Why and when do insiders buy their company shares? Can you use publicly available insider trading data to your advantage and mimic what insiders are doing to make money in the stock market? Researchers have been trying to answer these questions for decades, and we have a treasure trove of research papers and studies to understand this topic from various angles.  One of the most important aspects insider trading researchers revealed over the past few years is that insiders are often contrarian investors. Thanks to the strong informational advantage, they know the true intrinsic value of their company stock. As a result, when a company's stock jumps after positive news, insiders may see it as a selling opportunity while the broader market buys the stock. In a research paper titled Do insider trades reflect both contrarian beliefs and superior knowledge about future cash flow realizations, Joseph D. Piotroski and Darren T. Roulstone shared some extremely interesting insights about insider trading. The paper established that insider trades are positively correlated to companies' stock performance in the future as well as their book-to-market ratio. On the other hand, insider trades are inversely related to recent returns. The paper said that insiders' tendency to be contrarian investors and them having "superior knowledge" has "incremental explanatory power for insider purchases, suggesting that insiders trade on the basis of both contrarian beliefs and private information about future cash flow news."
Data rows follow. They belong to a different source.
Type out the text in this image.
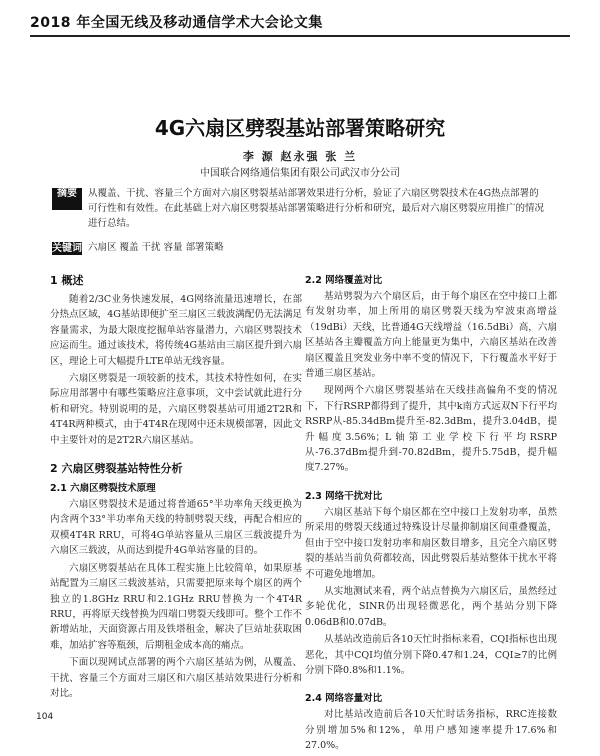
2018 年全国无线及移动通信学术大会论文集
4G六扇区劈裂基站部署策略研究
李 源 赵永强 张 兰
中国联合网络通信集团有限公司武汉市分公司
摘要	从覆盖、干扰、容量三个方面对六扇区劈裂基站部署效果进行分析，验证了六扇区劈裂技术在4G热点部署的可行性和有效性。在此基础上对六扇区劈裂基站部署策略进行分析和研究，最后对六扇区劈裂应用推广的情况进行总结。
关键词 六扇区 覆盖 干扰 容量 部署策略
1 概述

随着2/3C业务快速发展，4G网络流量迅速增长，在部分热点区域，4G基站即便扩至三扇区三载波满配仍无法满足容量需求，为最大限度挖掘单站容量潜力，六扇区劈裂技术应运而生。通过该技术，将传统4G基站由三扇区提升到六扇区，理论上可大幅提升LTE单站无线容量。

六扇区劈裂是一项较新的技术，其技术特性如何，在实际应用部署中有哪些策略应注意事项，文中尝试就此进行分析和研究。特别说明的是，六扇区劈裂基站可用通2T2R和4T4R两种模式，由于4T4R在现网中还未规模部署，因此文中主要针对的是2T2R六扇区基站。

2 六扇区劈裂基站特性分析
2.1 六扇区劈裂技术原理

六扇区劈裂技术是通过将普通65°半功率角天线更换为内含两个33°半功率角天线的特制劈裂天线，再配合相应的双模4T4R RRU，可将4G单站容量从三扇区三载波提升为六扇区三载波，从而达到提升4G单站容量的目的。

六扇区劈裂基站在具体工程实施上比较简单，如果原基站配置为三扇区三载波基站，只需要把原来每个扇区的两个独立的1.8GHz RRU和2.1GHz RRU替换为一个4T4R RRU，再将原天线替换为四端口劈裂天线即可。整个工作不新增站址，天面资源占用及铁塔租金，解决了巨站址获取困难，加站扩容等瓶颈，后期租金成本高的痛点。

下面以现网试点部署的两个六扇区基站为例，从覆盖、干扰、容量三个方面对三扇区和六扇区基站效果进行分析和对比。

2.2 网络覆盖对比

基站劈裂为六个扇区后，由于每个扇区在空中接口上都有发射功率，加上所用的扇区劈裂天线为窄波束高增益（19dBi）天线，比普通4G天线增益（16.5dBi）高，六扇区基站各主瓣覆盖方向上能量更为集中，六扇区基站在改善扇区覆盖且突发业务中率不变的情况下，下行覆盖水平好于普通三扇区基站。

现网两个六扇区劈裂基站在天线挂高偏角不变的情况下，下行RSRP都得到了提升，其中k南方式远双N下行平均RSRP从-85.34dBm提升至-82.3dBm，提升3.04dB，提升幅度3.56%；L轴第工业学校下行平均RSRP从-76.37dBm提升到-70.82dBm，提升5.75dB，提升幅度7.27%。

2.3 网络干扰对比

六扇区基站下每个扇区都在空中接口上发射功率，虽然所采用的劈裂天线通过特殊设计尽量抑制扇区间重叠覆盖，但由于空中接口发射功率和扇区数目增多，且完全六扇区劈裂的基站当前负荷都较高，因此劈裂后基站整体干扰水平将不可避免地增加。

从实地测试来看，两个站点替换为六扇区后，虽然经过多轮优化，SINR仍出现轻微恶化，两个基站分别下降0.06dB和0.07dB。

从基站改造前后各10天忙时指标来看，CQI指标也出现恶化，其中CQI均值分别下降0.47和1.24，CQI≥7的比例分别下降0.8%和1.1%。

2.4 网络容量对比

对比基站改造前后各10天忙时话务指标，RRC连接数分别增加5%和12%，单用户感知速率提升17.6%和27.0%。

104
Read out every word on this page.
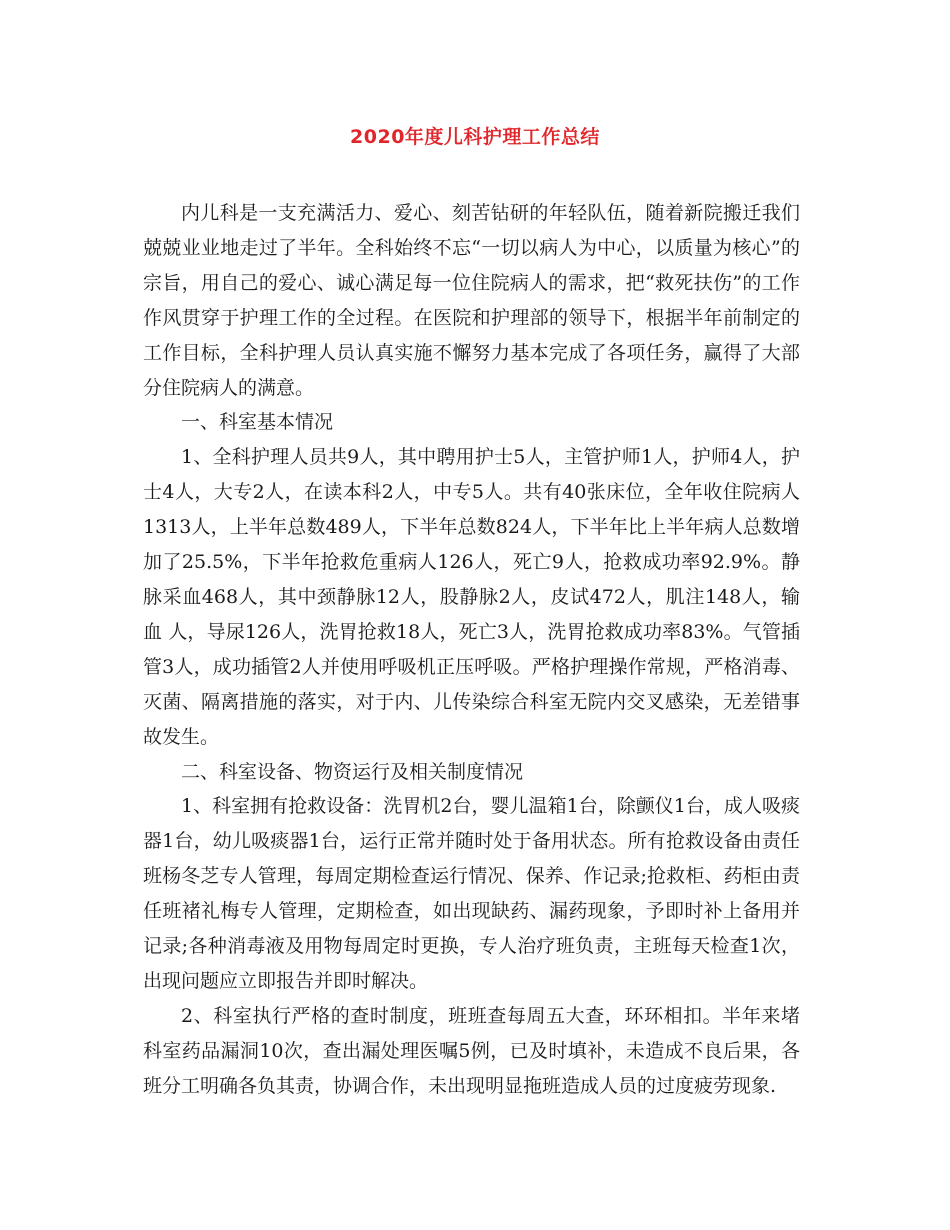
2020年度儿科护理工作总结

内儿科是一支充满活力、爱心、刻苦钻研的年轻队伍，随着新院搬迁我们兢兢业业地走过了半年。全科始终不忘“一切以病人为中心，以质量为核心”的宗旨，用自己的爱心、诚心满足每一位住院病人的需求，把“救死扶伤”的工作作风贯穿于护理工作的全过程。在医院和护理部的领导下，根据半年前制定的工作目标，全科护理人员认真实施不懈努力基本完成了各项任务，赢得了大部分住院病人的满意。

一、科室基本情况

1、全科护理人员共9人，其中聘用护士5人，主管护师1人，护师4人，护士4人，大专2人，在读本科2人，中专5人。共有40张床位，全年收住院病人1313人，上半年总数489人，下半年总数824人，下半年比上半年病人总数增加了25.5%，下半年抢救危重病人126人，死亡9人，抢救成功率92.9%。静脉采血468人，其中颈静脉12人，股静脉2人，皮试472人，肌注148人，输血 人，导尿126人，洗胃抢救18人，死亡3人，洗胃抢救成功率83%。气管插管3人，成功插管2人并使用呼吸机正压呼吸。严格护理操作常规，严格消毒、灭菌、隔离措施的落实，对于内、儿传染综合科室无院内交叉感染，无差错事故发生。

二、科室设备、物资运行及相关制度情况

1、科室拥有抢救设备：洗胃机2台，婴儿温箱1台，除颤仪1台，成人吸痰器1台，幼儿吸痰器1台，运行正常并随时处于备用状态。所有抢救设备由责任班杨冬芝专人管理，每周定期检查运行情况、保养、作记录;抢救柜、药柜由责任班褚礼梅专人管理，定期检查，如出现缺药、漏药现象，予即时补上备用并记录;各种消毒液及用物每周定时更换，专人治疗班负责，主班每天检查1次，出现问题应立即报告并即时解决。

2、科室执行严格的查时制度，班班查每周五大查，环环相扣。半年来堵科室药品漏洞10次，查出漏处理医嘱5例，已及时填补，未造成不良后果，各班分工明确各负其责，协调合作，未出现明显拖班造成人员的过度疲劳现象.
Insider Trading and "Glamour Firms"

Should you following insider trading activity of growth stocks or value stocks? The research uses the term "glamour firms" for growth companies that often get a lot of market attention. The research paper said that insiders at "glamour firms" often sell their company shares after strong earnings reports because they know their stock is becoming overvalued and growth catalysts which the market is paying for are already priced in. On the other hand, when value stocks post strong news, it is taken as a signal of strong future performance.

"For value firms, the positive relation suggests that insiders use the current earnings news as a signal of strong future performance. This behavior is consistent with Piotroski’s (2000) findings that strong earnings performance in year t can be used to identify value firms withstrong subsequent returns and earnings performance …This asymmetric trading response to the current earnings innovation is consistent with insiders recognizing both differences in investor interest across glamour and value stocks and the impact investor neglect has on the informational efficiency of stock prices."